Now comes the hard part: Forget about the money. Don’t check your balance. Don’t think about it in any way. Just ignore it. For the first month or two, this will be difficult. After that, you’ll forget it exists for a few months and come back amazed at how much you’ve saved.
If you don’t forget about it, and you decide to dip into the account, you are undoing everything you’ve worked so hard to save. Do yourself a favor and leave the money alone.
There’s a saying that you are the average of your 5 closest friends. Take a look at the people you hold dearest. Combined, they are you. If they are all in debt, chances are, so are you.
As a corollary, you are a part of your friends. If you become more financially responsible, it will rub off on the people who care about you.
Given these two rules, one way to improve yourself is to help those around you improve themselves. If your influence convinces your friends to move closer to your ideal, it will be easier, almost effortless to move closer to it, yourself.
It sound manipulative, but if you are manipulating your friends, you are doing it wrong. Don’t try to force or trick your friends, just be honest and sincere in your efforts to help. Nobody wants to be in debt. This is you being nice.
While it is okay to splurge occasionally, don’t be afraid to suggest less expensive activities. If someone suggests going to a movie, mention the dollar theater. If they want to go out for dinner, offer to host a potluck. Trip to the casino? Game night at your house. There are almost always cheaper ways to have fun. As long as you are spending time with the people you love, you’ll have a good time. Do you really need to drop $100 to do that?

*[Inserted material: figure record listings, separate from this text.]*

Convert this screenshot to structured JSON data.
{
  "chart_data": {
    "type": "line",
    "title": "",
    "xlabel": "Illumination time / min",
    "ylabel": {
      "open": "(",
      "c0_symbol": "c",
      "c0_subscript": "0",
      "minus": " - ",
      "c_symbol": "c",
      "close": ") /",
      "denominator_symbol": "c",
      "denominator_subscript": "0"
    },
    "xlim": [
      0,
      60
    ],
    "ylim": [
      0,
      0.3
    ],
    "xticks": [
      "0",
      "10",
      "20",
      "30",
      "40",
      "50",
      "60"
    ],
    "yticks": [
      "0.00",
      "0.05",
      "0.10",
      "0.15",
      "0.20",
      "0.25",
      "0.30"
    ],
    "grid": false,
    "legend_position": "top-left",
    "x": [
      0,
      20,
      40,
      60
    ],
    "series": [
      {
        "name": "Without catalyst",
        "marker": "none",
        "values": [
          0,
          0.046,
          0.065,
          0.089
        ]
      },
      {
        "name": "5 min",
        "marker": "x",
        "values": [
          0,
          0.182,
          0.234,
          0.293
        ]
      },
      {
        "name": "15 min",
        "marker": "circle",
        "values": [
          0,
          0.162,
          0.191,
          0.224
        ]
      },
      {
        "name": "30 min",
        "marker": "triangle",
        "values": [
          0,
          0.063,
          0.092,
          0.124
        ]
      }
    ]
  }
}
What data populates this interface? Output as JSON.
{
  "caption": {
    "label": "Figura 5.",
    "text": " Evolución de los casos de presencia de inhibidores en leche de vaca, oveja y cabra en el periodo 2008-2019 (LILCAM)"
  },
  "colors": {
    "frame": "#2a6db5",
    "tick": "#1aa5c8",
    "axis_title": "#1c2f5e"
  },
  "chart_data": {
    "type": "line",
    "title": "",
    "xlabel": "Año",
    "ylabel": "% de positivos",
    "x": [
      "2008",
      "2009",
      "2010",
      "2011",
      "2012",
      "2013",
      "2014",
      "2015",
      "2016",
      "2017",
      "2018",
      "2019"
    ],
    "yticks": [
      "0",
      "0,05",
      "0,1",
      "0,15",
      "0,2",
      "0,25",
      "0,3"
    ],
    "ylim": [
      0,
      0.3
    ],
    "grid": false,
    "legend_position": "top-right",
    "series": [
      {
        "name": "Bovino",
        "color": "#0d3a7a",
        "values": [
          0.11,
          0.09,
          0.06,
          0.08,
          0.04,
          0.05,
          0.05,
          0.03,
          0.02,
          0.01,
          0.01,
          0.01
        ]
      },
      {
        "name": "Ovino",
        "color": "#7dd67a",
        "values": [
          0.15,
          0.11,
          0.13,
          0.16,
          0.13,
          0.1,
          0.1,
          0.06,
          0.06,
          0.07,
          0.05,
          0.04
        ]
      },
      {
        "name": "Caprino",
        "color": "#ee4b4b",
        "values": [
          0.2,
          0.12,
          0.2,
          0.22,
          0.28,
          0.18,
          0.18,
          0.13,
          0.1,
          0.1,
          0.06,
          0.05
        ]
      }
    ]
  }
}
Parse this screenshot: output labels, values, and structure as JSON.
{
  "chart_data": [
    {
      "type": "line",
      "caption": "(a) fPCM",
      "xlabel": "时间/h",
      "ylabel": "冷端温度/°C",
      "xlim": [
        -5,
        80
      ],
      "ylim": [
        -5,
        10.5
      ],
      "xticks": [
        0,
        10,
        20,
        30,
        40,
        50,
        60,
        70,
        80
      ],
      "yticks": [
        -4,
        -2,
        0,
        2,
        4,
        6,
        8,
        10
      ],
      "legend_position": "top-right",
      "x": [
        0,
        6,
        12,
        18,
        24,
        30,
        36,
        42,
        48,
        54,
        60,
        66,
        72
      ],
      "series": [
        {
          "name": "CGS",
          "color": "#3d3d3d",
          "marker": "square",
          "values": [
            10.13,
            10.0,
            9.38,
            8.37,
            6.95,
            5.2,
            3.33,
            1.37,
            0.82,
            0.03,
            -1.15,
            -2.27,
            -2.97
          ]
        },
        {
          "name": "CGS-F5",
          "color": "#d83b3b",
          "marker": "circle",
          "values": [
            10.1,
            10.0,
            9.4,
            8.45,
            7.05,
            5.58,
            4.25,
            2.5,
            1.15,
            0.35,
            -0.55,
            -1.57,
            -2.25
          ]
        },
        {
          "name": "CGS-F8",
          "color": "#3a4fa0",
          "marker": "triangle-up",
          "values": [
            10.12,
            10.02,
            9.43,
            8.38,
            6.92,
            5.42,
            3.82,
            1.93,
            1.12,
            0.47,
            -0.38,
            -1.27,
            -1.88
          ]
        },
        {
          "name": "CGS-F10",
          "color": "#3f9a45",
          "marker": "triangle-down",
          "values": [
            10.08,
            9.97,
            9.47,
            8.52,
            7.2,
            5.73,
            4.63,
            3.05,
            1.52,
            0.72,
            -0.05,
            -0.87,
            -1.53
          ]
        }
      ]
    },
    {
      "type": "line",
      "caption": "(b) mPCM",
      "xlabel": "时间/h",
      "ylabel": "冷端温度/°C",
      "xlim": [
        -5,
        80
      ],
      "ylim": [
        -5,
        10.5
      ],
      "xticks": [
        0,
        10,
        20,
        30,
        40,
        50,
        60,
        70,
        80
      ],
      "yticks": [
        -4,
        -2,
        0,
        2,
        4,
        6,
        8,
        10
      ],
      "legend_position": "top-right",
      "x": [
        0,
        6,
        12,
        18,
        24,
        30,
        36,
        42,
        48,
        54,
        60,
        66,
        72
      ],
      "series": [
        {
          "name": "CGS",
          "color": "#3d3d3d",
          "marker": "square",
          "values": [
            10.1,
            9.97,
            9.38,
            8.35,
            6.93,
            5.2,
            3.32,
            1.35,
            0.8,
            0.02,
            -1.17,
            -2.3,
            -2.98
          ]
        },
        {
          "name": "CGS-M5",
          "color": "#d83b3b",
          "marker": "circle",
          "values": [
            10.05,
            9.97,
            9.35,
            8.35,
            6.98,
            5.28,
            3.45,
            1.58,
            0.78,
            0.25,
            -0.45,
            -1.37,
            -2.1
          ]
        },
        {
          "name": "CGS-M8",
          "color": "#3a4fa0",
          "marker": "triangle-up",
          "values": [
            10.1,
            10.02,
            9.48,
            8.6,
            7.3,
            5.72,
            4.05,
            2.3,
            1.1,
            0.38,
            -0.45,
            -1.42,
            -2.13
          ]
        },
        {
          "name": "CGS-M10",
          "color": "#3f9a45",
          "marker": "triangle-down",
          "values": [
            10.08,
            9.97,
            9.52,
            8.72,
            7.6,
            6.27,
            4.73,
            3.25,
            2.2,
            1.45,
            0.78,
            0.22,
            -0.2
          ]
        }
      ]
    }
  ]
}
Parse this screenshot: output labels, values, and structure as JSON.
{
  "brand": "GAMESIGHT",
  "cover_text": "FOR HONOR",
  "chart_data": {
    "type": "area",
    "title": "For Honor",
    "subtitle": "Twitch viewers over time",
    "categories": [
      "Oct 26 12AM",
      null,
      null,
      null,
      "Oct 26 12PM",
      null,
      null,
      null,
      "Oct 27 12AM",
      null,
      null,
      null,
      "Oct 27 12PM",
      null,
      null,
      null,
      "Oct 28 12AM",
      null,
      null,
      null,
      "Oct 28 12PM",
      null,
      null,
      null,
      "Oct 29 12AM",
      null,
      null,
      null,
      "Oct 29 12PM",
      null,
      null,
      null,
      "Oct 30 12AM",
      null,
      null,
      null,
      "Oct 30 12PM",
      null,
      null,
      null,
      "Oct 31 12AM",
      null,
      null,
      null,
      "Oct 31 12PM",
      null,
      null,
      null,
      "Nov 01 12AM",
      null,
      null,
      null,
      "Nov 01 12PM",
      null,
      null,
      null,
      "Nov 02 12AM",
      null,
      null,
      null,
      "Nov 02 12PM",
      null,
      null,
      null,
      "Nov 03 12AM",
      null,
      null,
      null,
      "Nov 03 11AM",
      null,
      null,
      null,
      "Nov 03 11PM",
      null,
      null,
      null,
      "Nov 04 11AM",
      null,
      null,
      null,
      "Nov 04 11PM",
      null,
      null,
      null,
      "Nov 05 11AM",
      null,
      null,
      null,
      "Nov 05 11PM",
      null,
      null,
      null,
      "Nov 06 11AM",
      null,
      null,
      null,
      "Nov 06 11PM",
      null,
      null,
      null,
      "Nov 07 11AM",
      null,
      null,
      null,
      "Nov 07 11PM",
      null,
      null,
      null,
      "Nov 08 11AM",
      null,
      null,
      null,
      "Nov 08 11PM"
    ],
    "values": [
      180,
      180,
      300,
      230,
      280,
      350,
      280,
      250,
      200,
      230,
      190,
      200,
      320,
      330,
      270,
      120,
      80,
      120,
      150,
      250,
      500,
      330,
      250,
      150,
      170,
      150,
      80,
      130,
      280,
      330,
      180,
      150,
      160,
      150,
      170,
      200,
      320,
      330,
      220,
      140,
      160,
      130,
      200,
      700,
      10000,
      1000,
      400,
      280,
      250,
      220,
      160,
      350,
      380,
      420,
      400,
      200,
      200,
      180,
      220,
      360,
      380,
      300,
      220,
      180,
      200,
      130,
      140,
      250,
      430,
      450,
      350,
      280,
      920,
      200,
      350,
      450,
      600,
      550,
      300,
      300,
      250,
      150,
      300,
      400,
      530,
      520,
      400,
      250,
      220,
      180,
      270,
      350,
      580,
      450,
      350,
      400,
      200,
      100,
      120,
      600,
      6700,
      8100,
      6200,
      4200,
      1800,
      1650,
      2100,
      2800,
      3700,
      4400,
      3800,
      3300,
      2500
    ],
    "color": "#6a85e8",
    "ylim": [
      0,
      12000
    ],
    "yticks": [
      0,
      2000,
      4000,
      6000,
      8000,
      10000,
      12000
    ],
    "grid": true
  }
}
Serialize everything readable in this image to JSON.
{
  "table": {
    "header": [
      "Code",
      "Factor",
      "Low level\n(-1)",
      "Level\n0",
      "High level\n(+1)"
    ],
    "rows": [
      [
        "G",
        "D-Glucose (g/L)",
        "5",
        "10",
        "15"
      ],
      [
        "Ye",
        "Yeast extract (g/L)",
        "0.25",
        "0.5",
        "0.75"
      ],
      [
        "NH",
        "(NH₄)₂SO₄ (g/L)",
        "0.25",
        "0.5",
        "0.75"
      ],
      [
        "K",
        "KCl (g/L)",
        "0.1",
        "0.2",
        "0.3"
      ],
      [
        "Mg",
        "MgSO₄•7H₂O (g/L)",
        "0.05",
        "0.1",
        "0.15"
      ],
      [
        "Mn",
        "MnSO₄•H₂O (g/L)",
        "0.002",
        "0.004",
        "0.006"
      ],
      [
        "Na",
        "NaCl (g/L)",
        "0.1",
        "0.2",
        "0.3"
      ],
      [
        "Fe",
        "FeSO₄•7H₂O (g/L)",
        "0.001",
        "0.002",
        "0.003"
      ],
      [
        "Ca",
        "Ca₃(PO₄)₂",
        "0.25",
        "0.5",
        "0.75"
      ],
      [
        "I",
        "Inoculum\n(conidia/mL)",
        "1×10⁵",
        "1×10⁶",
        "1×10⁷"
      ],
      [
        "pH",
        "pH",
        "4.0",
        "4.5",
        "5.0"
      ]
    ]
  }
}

If you buy an iPod and immediately run to show it off, you are going to trigger a case of “keeping up with the Joneses”. If your friends spend all of their time around people who are constantly buying expensive toys, buying expensive toys becomes normalized in their minds. Debt becomes the norm. Then extreme debt. Don’t reinforce the destructive debt cycle by showing off the expensive trophies of excessive, unnecessary consumerism.
This is a fine line to walk. If mention how much money your friend is wasting on 13 shot venti soy hazelnut vanilla cinnamon white mochas with extra white mocha and caramel every single morning, you’re going to get annoying fast. In fact, you are already annoying me, so knock it off. On the other hand, if Caribou is having a sale on the 13 shot monstrosity, speak up. Nobody is going to complain about getting a $15 coffee for less than $10.
If you’ve got a friend who’s into landscaping and you’ve got a neighbor who needs a landscaper, make the connection! If you know a web designer and a business in need of a website, get them together. Do what you can to match the needs of the people around with each other. They will all appreciate it, and everyone will be better off. Be the guy who helps everyone connect with the people they need.
Put another way, don’t be a dick. Nobody likes being nagged. Nobody likes being told they are doing everything wrong. Be encouraging, not mean.
If you can do all of that, it’s natural that your friends will start acting the way you want yourself to act. The less they want to waste on a trip into debt, the less tempted you will be to do the same.